The configuration of the elastic controller is primarily done via the helm values. The below example shows how to create a separate file for the helm values of the elastic controller called elastic-controller-helm-values.yaml. The contents of this file should be as follows:

fullnameOverride: runtime-elastic-controller
boomi:
  runner:
    # Update nodeSelector key/value to match your cluster's node labeling scheme
    nodeSelector:
      nodepool: forkedexecution
    tolerations:
      - key: "forkedexecution"
        operator: "Exists"
        effect: "NoSchedule"
  browser:
    # Update nodeSelector key/value to match your cluster's node labeling scheme
    nodeSelector:
      nodepool: forkedexecution
    tolerations:
      - key: "forkedexecution"
        operator: "Exists"
        effect: "NoSchedule"
  worker:
    # Update nodeSelector key/value to match your cluster's node labeling scheme
    nodeSelector:
      nodepool: workerpool
    tolerations:
      - key: "workerpool"
        operator: "Exists"
        effect: "NoSchedule"

Key characteristics:

• Forked execution pods (configured under runner) and browser pods, always scheduled onto the nodes of the forkedexecution node pool.
• Execution worker pods are always scheduled onto the nodes of the workerpool node pool.

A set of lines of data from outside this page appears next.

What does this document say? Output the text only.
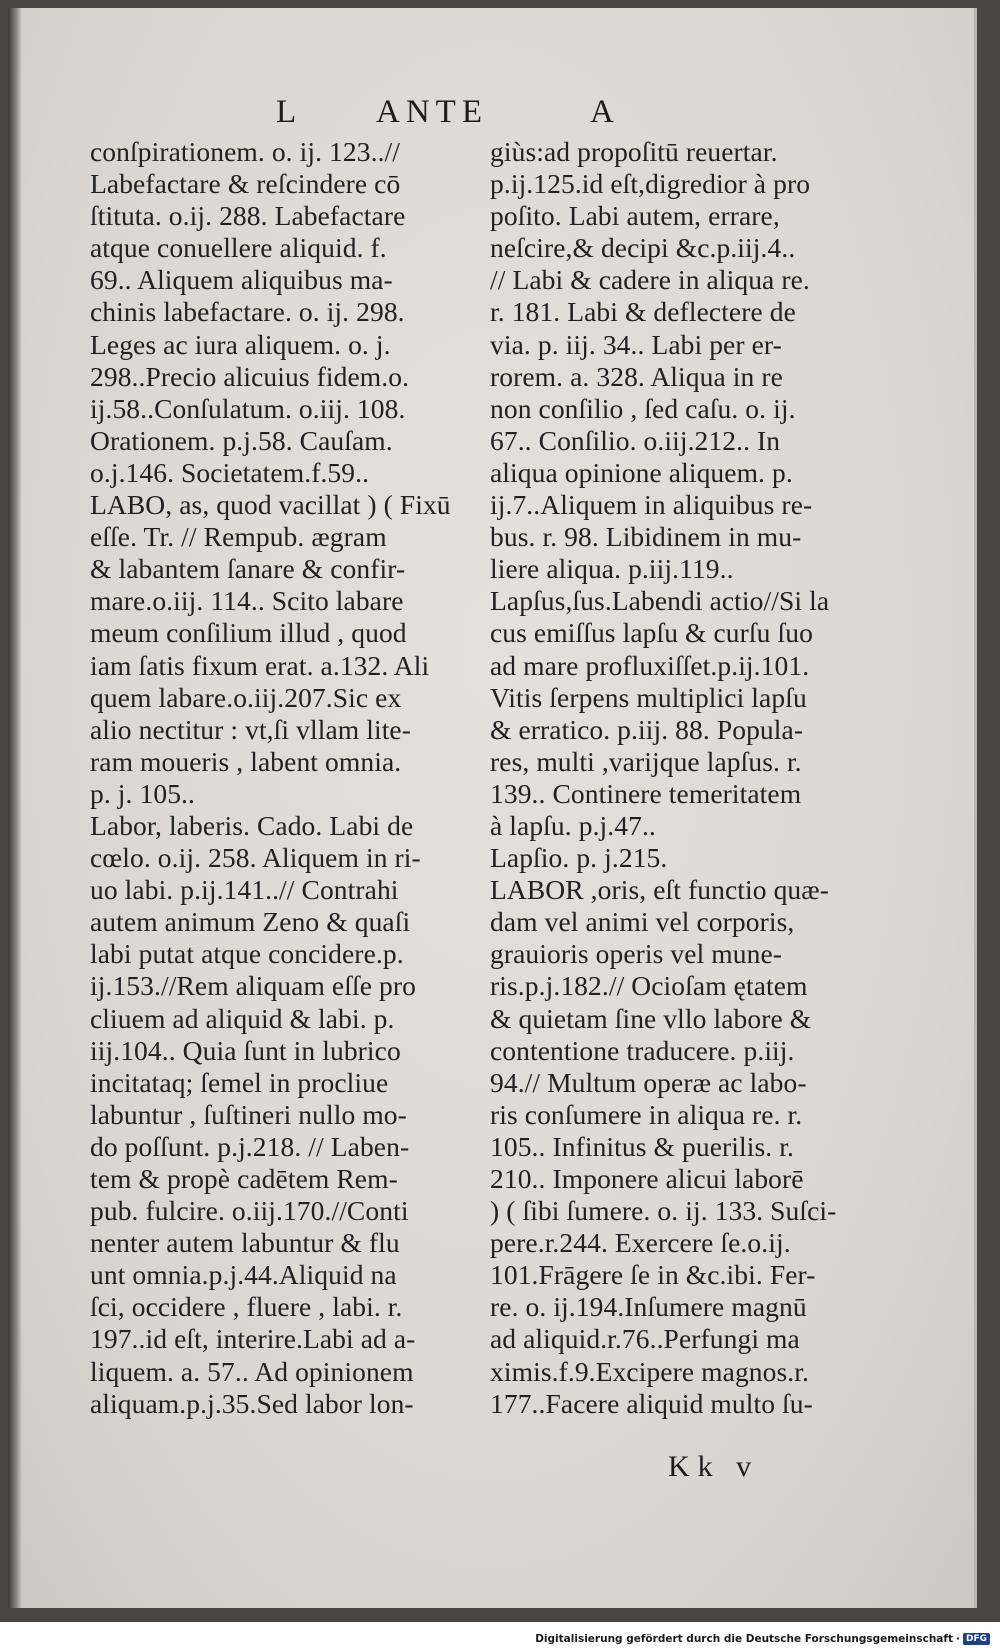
L ANTE	A
conſpirationem. o. ij. 123..//
Labefactare & reſcindere cō
ſtituta. o.ij. 288. Labefactare
atque conuellere aliquid. f.
69.. Aliquem aliquibus ma-
chinis labefactare. o. ij. 298.
Leges ac iura aliquem. o. j.
298..Precio alicuius fidem.o.
ij.58..Conſulatum. o.iij. 108.
Orationem. p.j.58. Cauſam.
o.j.146. Societatem.f.59..
LABO, as, quod vacillat ) ( Fixū
eſſe. Tr. // Rempub. ægram
& labantem ſanare & confir-
mare.o.iij. 114.. Scito labare
meum conſilium illud , quod
iam ſatis fixum erat. a.132. Ali
quem labare.o.iij.207.Sic ex
alio nectitur : vt,ſi vllam lite-
ram moueris , labent omnia.
p. j. 105..
Labor, laberis. Cado. Labi de
cœlo. o.ij. 258. Aliquem in ri-
uo labi. p.ij.141..// Contrahi
autem animum Zeno & quaſi
labi putat atque concidere.p.
ij.153.//Rem aliquam eſſe pro
cliuem ad aliquid & labi. p.
iij.104.. Quia ſunt in lubrico
incitataq; ſemel in procliue
labuntur , ſuſtineri nullo mo-
do poſſunt. p.j.218. // Laben-
tem & propè cadētem Rem-
pub. fulcire. o.iij.170.//Conti
nenter autem labuntur & flu
unt omnia.p.j.44.Aliquid na
ſci, occidere , fluere , labi. r.
197..id eſt, interire.Labi ad a-
liquem. a. 57.. Ad opinionem
aliquam.p.j.35.Sed labor lon-
giùs:ad propoſitū reuertar.
p.ij.125.id eſt,digredior à pro
poſito. Labi autem, errare,
neſcire,& decipi &c.p.iij.4..
// Labi & cadere in aliqua re.
r. 181. Labi & deflectere de
via. p. iij. 34.. Labi per er-
rorem. a. 328. Aliqua in re
non conſilio , ſed caſu. o. ij.
67.. Conſilio. o.iij.212.. In
aliqua opinione aliquem. p.
ij.7..Aliquem in aliquibus re-
bus. r. 98. Libidinem in mu-
liere aliqua. p.iij.119..
Lapſus,ſus.Labendi actio//Si la
cus emiſſus lapſu & curſu ſuo
ad mare profluxiſſet.p.ij.101.
Vitis ſerpens multiplici lapſu
& erratico. p.iij. 88. Popula-
res, multi ,varijque lapſus. r.
139.. Continere temeritatem
à lapſu. p.j.47..
Lapſio. p. j.215.
LABOR ,oris, eſt functio quæ-
dam vel animi vel corporis,
grauioris operis vel mune-
ris.p.j.182.// Ocioſam ętatem
& quietam ſine vllo labore &
contentione traducere. p.iij.
94.// Multum operæ ac labo-
ris conſumere in aliqua re. r.
105.. Infinitus & puerilis. r.
210.. Imponere alicui laborē
) ( ſibi ſumere. o. ij. 133. Suſci-
pere.r.244. Exercere ſe.o.ij.
101.Frāgere ſe in &c.ibi. Fer-
re. o. ij.194.Inſumere magnū
ad aliquid.r.76..Perfungi ma
ximis.f.9.Excipere magnos.r.
177..Facere aliquid multo ſu-
Kk v
Digitalisierung gefördert durch die Deutsche Forschungsgemeinschaft · DFG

By implementing the detailed node pool configuration and appropriately setting the elastic controller's helm parameters, this strategy optimizes resource allocation for the various workloads; thereby contributing to more cost effective autoscaling within your compute environment.

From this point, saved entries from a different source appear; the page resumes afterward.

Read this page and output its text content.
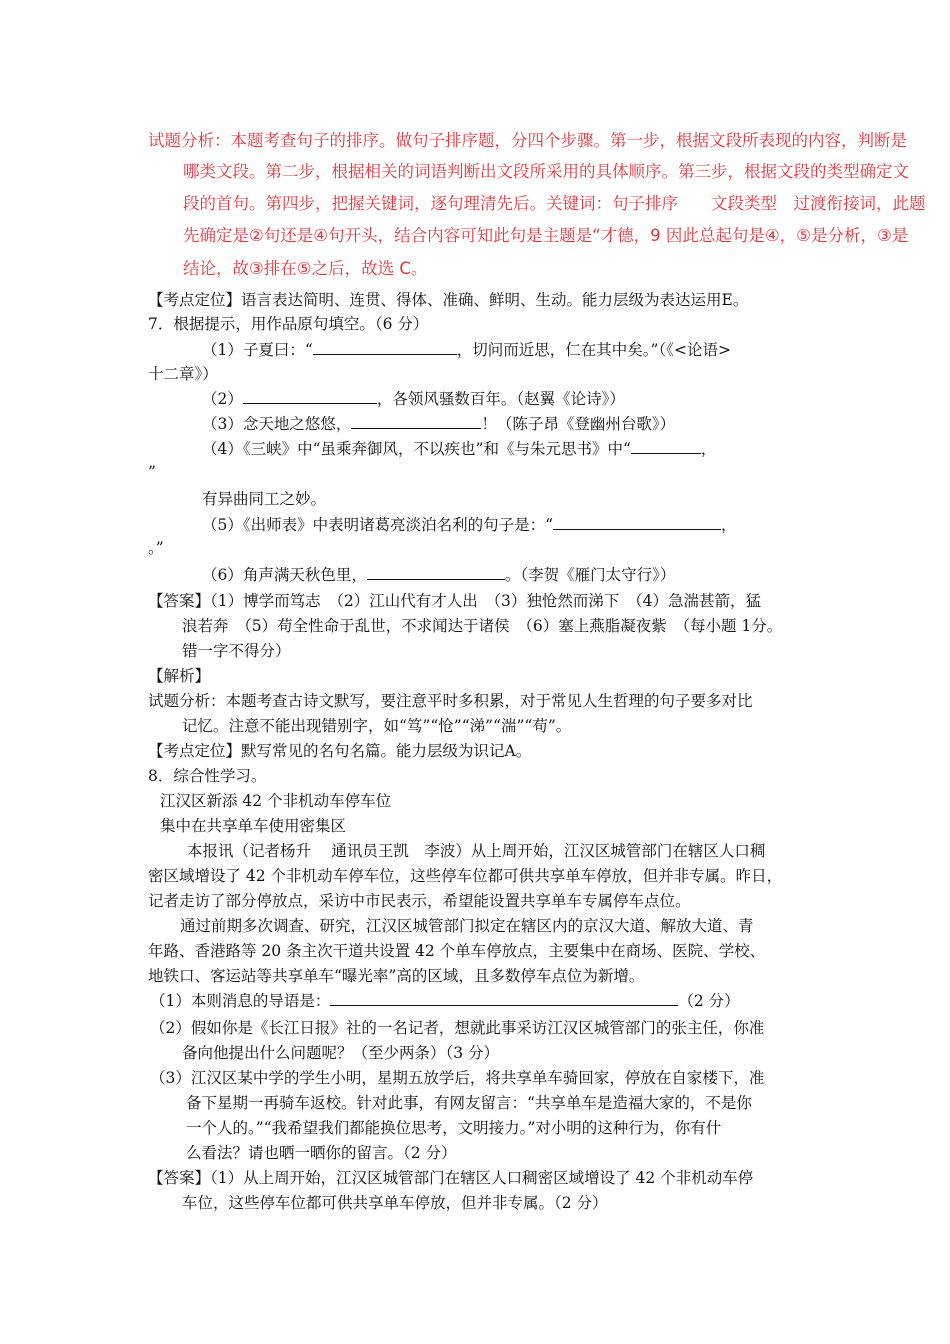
试题分析：本题考查句子的排序。做句子排序题，分四个步骤。第一步，根据文段所表现的内容，判断是
哪类文段。第二步，根据相关的词语判断出文段所采用的具体顺序。第三步，根据文段的类型确定文
段的首句。第四步，把握关键词，逐句理清先后。关键词：句子排序　　文段类型　过渡衔接词，此题
先确定是②句还是④句开头，结合内容可知此句是主题是“才德，9 因此总起句是④，⑤是分析，③是
结论，故③排在⑤之后，故选 C。
【考点定位】语言表达简明、连贯、得体、准确、鲜明、生动。能力层级为表达运用E。
7．根据提示，用作品原句填空。（6 分）
（1）子夏曰：“	，切问而近思，仁在其中矣。”（《<论语>
十二章》）
（2）	，各领风骚数百年。（赵翼《论诗》）
（3）念天地之悠悠，	！（陈子昂《登幽州台歌》）
（4）《三峡》中“虽乘奔御风，不以疾也”和《与朱元思书》中“	，
”
有异曲同工之妙。
（5）《出师表》中表明诸葛亮淡泊名利的句子是：“	，
。”
（6）角声满天秋色里，	。（李贺《雁门太守行》）
【答案】（1）博学而笃志　（2）江山代有才人出　（3）独怆然而涕下　（4）急湍甚箭，猛
浪若奔　（5）苟全性命于乱世，不求闻达于诸侯　（6）塞上燕脂凝夜紫　（每小题 1分。
错一字不得分）
【解析】
试题分析：本题考查古诗文默写，要注意平时多积累，对于常见人生哲理的句子要多对比
记忆。注意不能出现错别字，如“笃”“怆”“涕”“湍”“苟”。
【考点定位】默写常见的名句名篇。能力层级为识记A。
8．综合性学习。
江汉区新添 42 个非机动车停车位
集中在共享单车使用密集区
本报讯（记者杨升　 通讯员王凯　李波）从上周开始，江汉区城管部门在辖区人口稠
密区域增设了 42 个非机动车停车位，这些停车位都可供共享单车停放，但并非专属。昨日，
记者走访了部分停放点，采访中市民表示，希望能设置共享单车专属停车点位。
通过前期多次调查、研究，江汉区城管部门拟定在辖区内的京汉大道、解放大道、青
年路、香港路等 20 条主次干道共设置 42 个单车停放点，主要集中在商场、医院、学校、
地铁口、客运站等共享单车“曝光率”高的区域，且多数停车点位为新增。
（1）本则消息的导语是：	（2 分）
（2）假如你是《长江日报》社的一名记者，想就此事采访江汉区城管部门的张主任，你准
备向他提出什么问题呢？（至少两条）（3 分）
（3）江汉区某中学的学生小明，星期五放学后，将共享单车骑回家，停放在自家楼下，准
备下星期一再骑车返校。针对此事，有网友留言：“共享单车是造福大家的，不是你
一个人的。”“我希望我们都能换位思考，文明接力。”对小明的这种行为，你有什
么看法？请也晒一晒你的留言。（2 分）
【答案】（1）从上周开始，江汉区城管部门在辖区人口稠密区域增设了 42 个非机动车停
车位，这些停车位都可供共享单车停放，但并非专属。（2 分）
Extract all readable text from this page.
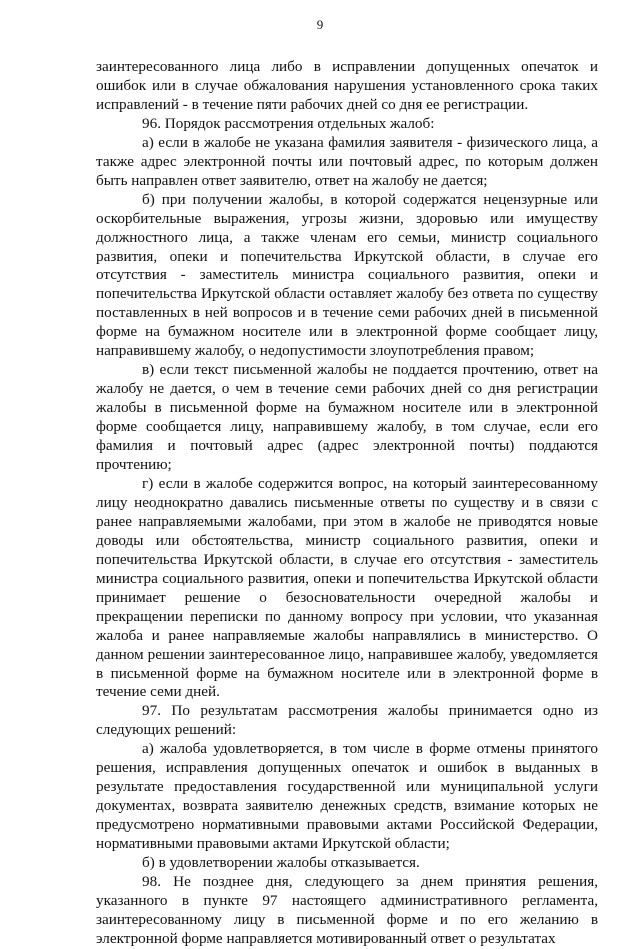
9

заинтересованного лица либо в исправлении допущенных опечаток и ошибок или в случае обжалования нарушения установленного срока таких исправлений - в течение пяти рабочих дней со дня ее регистрации.

96. Порядок рассмотрения отдельных жалоб:

а) если в жалобе не указана фамилия заявителя - физического лица, а также адрес электронной почты или почтовый адрес, по которым должен быть направлен ответ заявителю, ответ на жалобу не дается;

б) при получении жалобы, в которой содержатся нецензурные или оскорбительные выражения, угрозы жизни, здоровью или имуществу должностного лица, а также членам его семьи, министр социального развития, опеки и попечительства Иркутской области, в случае его отсутствия - заместитель министра социального развития, опеки и попечительства Иркутской области оставляет жалобу без ответа по существу поставленных в ней вопросов и в течение семи рабочих дней в письменной форме на бумажном носителе или в электронной форме сообщает лицу, направившему жалобу, о недопустимости злоупотребления правом;

в) если текст письменной жалобы не поддается прочтению, ответ на жалобу не дается, о чем в течение семи рабочих дней со дня регистрации жалобы в письменной форме на бумажном носителе или в электронной форме сообщается лицу, направившему жалобу, в том случае, если его фамилия и почтовый адрес (адрес электронной почты) поддаются прочтению;

г) если в жалобе содержится вопрос, на который заинтересованному лицу неоднократно давались письменные ответы по существу и в связи с ранее направляемыми жалобами, при этом в жалобе не приводятся новые доводы или обстоятельства, министр социального развития, опеки и попечительства Иркутской области, в случае его отсутствия - заместитель министра социального развития, опеки и попечительства Иркутской области принимает решение о безосновательности очередной жалобы и прекращении переписки по данному вопросу при условии, что указанная жалоба и ранее направляемые жалобы направлялись в министерство. О данном решении заинтересованное лицо, направившее жалобу, уведомляется в письменной форме на бумажном носителе или в электронной форме в течение семи дней.

97. По результатам рассмотрения жалобы принимается одно из следующих решений:

а) жалоба удовлетворяется, в том числе в форме отмены принятого решения, исправления допущенных опечаток и ошибок в выданных в результате предоставления государственной или муниципальной услуги документах, возврата заявителю денежных средств, взимание которых не предусмотрено нормативными правовыми актами Российской Федерации, нормативными правовыми актами Иркутской области;

б) в удовлетворении жалобы отказывается.

98. Не позднее дня, следующего за днем принятия решения, указанного в пункте 97 настоящего административного регламента, заинтересованному лицу в письменной форме и по его желанию в электронной форме направляется мотивированный ответ о результатах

Example Implementation: Karpenter

Karpenter is one example of a node provisioning system that can implement this workload isolation strategy. With Karpenter, you create NodePools that correspond to each workload type.

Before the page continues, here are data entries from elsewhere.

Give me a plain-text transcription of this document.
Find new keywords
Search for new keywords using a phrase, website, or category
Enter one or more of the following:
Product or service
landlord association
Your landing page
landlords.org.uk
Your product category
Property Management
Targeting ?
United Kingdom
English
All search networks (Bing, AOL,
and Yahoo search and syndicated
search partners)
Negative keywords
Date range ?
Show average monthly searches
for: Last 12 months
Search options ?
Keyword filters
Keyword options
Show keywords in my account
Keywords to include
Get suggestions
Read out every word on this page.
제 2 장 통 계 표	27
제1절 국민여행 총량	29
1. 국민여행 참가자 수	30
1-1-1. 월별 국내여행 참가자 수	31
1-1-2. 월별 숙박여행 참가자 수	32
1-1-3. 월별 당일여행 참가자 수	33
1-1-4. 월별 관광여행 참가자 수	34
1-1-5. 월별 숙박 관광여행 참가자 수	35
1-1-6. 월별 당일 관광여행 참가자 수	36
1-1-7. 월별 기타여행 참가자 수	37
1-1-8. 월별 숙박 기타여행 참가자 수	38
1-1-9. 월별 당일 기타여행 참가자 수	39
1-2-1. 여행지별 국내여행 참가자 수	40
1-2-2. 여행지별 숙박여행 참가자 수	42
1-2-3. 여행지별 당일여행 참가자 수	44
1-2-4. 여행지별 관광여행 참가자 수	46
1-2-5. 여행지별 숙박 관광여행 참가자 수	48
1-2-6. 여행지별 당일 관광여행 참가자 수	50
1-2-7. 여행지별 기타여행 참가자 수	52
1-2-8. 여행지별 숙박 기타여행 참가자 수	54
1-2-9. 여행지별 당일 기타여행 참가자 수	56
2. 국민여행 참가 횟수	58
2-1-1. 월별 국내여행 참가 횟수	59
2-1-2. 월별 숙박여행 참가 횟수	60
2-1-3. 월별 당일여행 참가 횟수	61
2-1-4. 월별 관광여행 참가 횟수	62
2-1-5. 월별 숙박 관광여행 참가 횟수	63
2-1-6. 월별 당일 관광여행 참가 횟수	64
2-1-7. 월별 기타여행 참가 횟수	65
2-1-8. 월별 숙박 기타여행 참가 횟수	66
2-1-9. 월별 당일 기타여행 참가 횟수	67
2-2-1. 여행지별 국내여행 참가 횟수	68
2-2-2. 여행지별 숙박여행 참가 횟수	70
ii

For instance, the WorkerPool node configuration would look like this:

apiVersion: karpenter.sh/v1
kind: NodePool
metadata:
  name: workerpool
spec:
  template:
    spec:
      requirements:
        # Configure instance requirements based on your needs
        # Example:
        # - key: kubernetes.io/arch
        #   operator: In
        #   values: ["amd64"]
        # - key: karpenter.k8s.aws/instance-category
        #   operator: In
        #   values: ["c", "m"]
        # - key: karpenter.k8s.aws/instance-generation
        #   operator: Gt
        #   values: ["5"]
      taints:
        - key: workerpool
          value: "true"
          effect: NoSchedule
      nodeClassRef:
        apiVersion: karpenter.k8s.aws/v1
        kind: EC2NodeClass
        name: default # Reference your EC2NodeClass
  disruption:
    consolidationPolicy: WhenEmptyOrUnderutilized
    consolidateAfter: 15m

Similar NodePool configurations are created for the default and forkedexecution node pools, with the forkedexecution NodePool including the forkedexecution=true:NoSchedule taint and the default NodePool having no taints.

When using Karpenter, the runtime-elastic-controller's helm values need to be updated to use Karpenter's specific node labeling scheme. Instead of the generic nodepool label shown in the previous example, use karpenter.sh/nodepool as the nodeSelector key, with values matching your NodePool names (e.g., `forkedexecution`, `workerpool`). The tolerations remain the same, regardless of the node provisioning system used.